Measures G and HMeasures G and H asked voters to support increased funding for the Foothill-De-Anza Community College District. The good news is that Measure G, which will provide an estimated $898 million for needed infrastructure projects, met the required General Obligation bond 55% vote threshold for a school bond measure. The District estimates that as much as $300 million of these funds could be used to finance the development of housing for staff and faculty. Unfortunately, Measure H required a supermajority of the vote (66.7%), and with only 62% support in the latest count, did not pass. Measure H funds would have, among other things, funded housing assistance for students and other support in response to homelessness and food insecurity.

Measure J— Measure J asked voters to approve a $60 million bond measure that would have financed teacher/faculty housing opportunities in the Eastside Union High School District. Unfortunately, the measure only received 52% support, falling short of the 55% majority required for school bond measures. This followed a pattern that we saw throughout the State, with the State’s Proposition 13 falling with less than 50% approval and 70% of local K-12 school bond measures failing or too close to call in early results. Compare this with the 2018 midterm elections, where voters approve 80% of the 105 measures that appeared on local ballots.

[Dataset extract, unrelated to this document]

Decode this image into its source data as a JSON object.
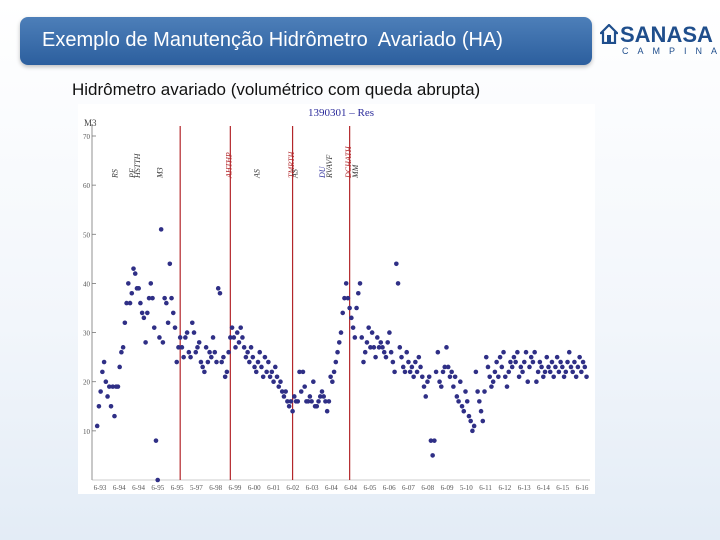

Measure D— Mountain View voters overwhelmingly rejected, by a 2-1 margin, Measure D, which would have loosened some elements of the city’s rent control program. Measure D emerged from months of City Council-led community discussions with the goal of tweaking the program to head off a California Apartment Association-backed measure originally destined for the November 2020 ballot. Designed as a compromise between the CAA measure, which tenant activists contend would effectively gut rent control city-wide, and the current law, Measure D was still opposed by tenant advocates who pointed out the measure could lead to rent increases above the current allowable levels. It remains to be seen whether the CAA-backed measure will still be brought forward to the November ballot.